As we gear up to head into the studio to record the next album, naturally I’ve been thinking a lot about albums. Everybody knows that the album as we generally understand it — a coherent collection of songs by an artist — is pretty much dwindled to a niche preoccupation.  Bands like Radiohead get some press for their dedication to crafting albums, and theirs are albums that are united mostly by atmosphere or “sound.”  You recognize a song off of “Kid A” as being different from a song on “OK Computer” as different from a song on “The King of Limbs.”
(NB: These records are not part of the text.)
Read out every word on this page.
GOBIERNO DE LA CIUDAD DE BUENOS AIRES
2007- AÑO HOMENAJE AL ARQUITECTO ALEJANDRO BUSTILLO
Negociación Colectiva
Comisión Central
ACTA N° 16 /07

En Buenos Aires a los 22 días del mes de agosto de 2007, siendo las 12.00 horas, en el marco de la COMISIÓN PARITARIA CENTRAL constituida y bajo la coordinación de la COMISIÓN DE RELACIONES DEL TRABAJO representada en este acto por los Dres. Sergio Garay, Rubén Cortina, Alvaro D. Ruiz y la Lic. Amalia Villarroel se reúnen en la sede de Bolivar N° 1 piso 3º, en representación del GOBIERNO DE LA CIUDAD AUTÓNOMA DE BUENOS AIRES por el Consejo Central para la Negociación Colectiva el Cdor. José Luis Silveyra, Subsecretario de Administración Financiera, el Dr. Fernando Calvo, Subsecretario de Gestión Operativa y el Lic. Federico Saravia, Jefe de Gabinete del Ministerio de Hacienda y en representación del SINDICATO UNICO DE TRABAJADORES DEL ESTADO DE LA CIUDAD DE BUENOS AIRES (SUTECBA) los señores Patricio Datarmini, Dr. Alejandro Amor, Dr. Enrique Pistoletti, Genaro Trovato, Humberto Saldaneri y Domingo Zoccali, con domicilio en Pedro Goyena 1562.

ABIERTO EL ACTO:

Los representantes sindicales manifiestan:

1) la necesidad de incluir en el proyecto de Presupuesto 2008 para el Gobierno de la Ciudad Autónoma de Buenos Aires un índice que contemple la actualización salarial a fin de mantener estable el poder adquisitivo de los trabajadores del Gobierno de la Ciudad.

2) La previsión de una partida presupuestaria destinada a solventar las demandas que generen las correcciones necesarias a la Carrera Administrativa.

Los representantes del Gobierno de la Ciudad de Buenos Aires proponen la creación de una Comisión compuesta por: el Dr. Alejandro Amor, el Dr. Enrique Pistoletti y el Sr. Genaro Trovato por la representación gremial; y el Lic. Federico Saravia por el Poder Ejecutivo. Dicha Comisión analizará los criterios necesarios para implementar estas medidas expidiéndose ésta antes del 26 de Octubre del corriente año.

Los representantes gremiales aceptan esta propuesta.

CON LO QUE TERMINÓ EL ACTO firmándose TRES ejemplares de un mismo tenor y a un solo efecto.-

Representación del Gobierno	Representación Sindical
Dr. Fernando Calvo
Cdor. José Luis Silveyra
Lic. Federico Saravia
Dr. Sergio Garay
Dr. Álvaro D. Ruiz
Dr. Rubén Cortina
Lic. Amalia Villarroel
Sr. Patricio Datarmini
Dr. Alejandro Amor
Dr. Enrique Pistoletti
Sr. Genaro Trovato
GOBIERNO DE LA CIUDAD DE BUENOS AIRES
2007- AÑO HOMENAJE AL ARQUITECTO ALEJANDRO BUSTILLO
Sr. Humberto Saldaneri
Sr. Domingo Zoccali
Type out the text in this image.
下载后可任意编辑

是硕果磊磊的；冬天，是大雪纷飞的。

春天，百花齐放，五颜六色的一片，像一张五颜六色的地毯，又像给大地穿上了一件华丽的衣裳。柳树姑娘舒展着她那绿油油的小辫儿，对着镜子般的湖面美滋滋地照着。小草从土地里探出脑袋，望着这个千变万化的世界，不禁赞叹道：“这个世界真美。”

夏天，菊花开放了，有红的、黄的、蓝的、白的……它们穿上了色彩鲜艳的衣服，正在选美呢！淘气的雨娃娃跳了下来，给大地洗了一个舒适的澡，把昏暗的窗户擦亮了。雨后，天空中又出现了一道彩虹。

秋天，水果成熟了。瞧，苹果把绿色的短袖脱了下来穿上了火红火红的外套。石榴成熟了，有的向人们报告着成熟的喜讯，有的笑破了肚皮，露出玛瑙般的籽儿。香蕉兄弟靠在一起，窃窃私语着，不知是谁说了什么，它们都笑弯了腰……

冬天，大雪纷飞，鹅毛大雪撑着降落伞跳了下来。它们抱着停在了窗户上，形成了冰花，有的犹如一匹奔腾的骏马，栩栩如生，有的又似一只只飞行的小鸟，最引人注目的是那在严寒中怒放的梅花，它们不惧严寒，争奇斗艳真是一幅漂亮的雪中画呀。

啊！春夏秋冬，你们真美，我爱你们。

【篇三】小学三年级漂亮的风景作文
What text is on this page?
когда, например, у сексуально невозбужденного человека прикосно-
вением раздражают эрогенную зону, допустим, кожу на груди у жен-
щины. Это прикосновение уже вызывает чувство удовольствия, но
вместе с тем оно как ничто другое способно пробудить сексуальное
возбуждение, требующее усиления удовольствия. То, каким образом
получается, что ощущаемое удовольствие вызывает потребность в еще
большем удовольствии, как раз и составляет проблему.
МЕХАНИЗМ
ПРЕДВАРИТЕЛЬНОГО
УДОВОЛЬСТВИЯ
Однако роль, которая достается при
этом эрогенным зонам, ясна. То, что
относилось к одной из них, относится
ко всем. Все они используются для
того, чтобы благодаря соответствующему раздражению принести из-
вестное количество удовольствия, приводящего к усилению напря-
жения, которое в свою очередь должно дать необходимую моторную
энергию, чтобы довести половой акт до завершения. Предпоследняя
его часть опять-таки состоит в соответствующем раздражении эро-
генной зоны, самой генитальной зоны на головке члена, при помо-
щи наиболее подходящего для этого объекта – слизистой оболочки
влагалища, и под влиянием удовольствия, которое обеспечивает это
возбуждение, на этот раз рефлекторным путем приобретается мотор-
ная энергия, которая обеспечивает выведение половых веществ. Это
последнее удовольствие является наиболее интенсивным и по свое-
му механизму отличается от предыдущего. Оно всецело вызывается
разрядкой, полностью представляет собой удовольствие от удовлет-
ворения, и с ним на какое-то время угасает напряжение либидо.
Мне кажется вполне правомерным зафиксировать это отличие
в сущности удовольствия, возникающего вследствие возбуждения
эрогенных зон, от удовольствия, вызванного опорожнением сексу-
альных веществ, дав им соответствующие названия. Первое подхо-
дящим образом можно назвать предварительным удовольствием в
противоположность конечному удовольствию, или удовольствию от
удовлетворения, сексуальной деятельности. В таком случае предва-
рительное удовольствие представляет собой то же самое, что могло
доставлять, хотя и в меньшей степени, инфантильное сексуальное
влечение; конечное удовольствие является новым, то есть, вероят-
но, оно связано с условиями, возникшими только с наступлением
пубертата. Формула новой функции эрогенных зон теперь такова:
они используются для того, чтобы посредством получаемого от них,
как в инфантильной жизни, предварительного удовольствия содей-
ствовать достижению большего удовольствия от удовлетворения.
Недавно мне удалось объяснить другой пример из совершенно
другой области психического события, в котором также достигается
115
The alternative is to make a couple of singles and wrap them up in filler and call it an album.  This practice was widespread, and totally never fooled anybody, so that’s why you see digital single sales/downloads FAR outstripping the pace of album sales/downloads.  Nobody even needs to bother making albums anymore if they are a big deal pop star and don’t want to.

In the last few years, I’ve noticed a lot more concept albums coming out and getting attention.  A concept album is one united by a single topic or narrative that binds all of the songs together.  This is, of course, basically an opera.  “Sergeant Pepper’s Lonely Hearts Club Band” is probably the most famous early example everybody points to.  It’s the Beatles, pretending to be a different band, playing a show.  Not much of a concept, but you can’t expect everything to be perfect right out of the gate.  The concept album was huge in the 1970s, with David Bowie, Pink Floyd, Yes, Rush, and tons others releasing often several of them.

But in the last few years, we’ve seen “Hazards of Love” by The Decemberists, “Hadestown” (which is stunning) by Anais Mitchell, “Edward Sharpe and the Magnetic Zeroes” about a messiah who keeps getting distracted from saving the world by meeting pretty girls, NIN’s “Year Zero,” stuff by Coheed & Cambria, Mastodon, Green Day, and Aimee Mann’s wonderful “The Forgotten Arm.”

I think the reason why we’re seeing this, and maybe one of the reasons why I even tackled a concept album, is that if you want listeners to experience your work in context, with the dominance of the singles market, you have to give it an explicit context.  Bon Iver basically did this with “…for emma forever ago,” which wasn’t strictly a concept album, but is always described alongside it’s context (“Bad breakup, dude goes to cabin, makes sad record.”).

Me, I like it.  Between their concept work and song cycles (Crane Wife, parts 1-3), The Decemberists have become one of my favorite bands.  It gives people a reason to keep buying albums, and in a way, with the art form beset by decline, it has fostered invention.  I can only hope that someday the John Henry project we’re working on now might be mentioned in the same breath with some of these wonderful, wonderful albums.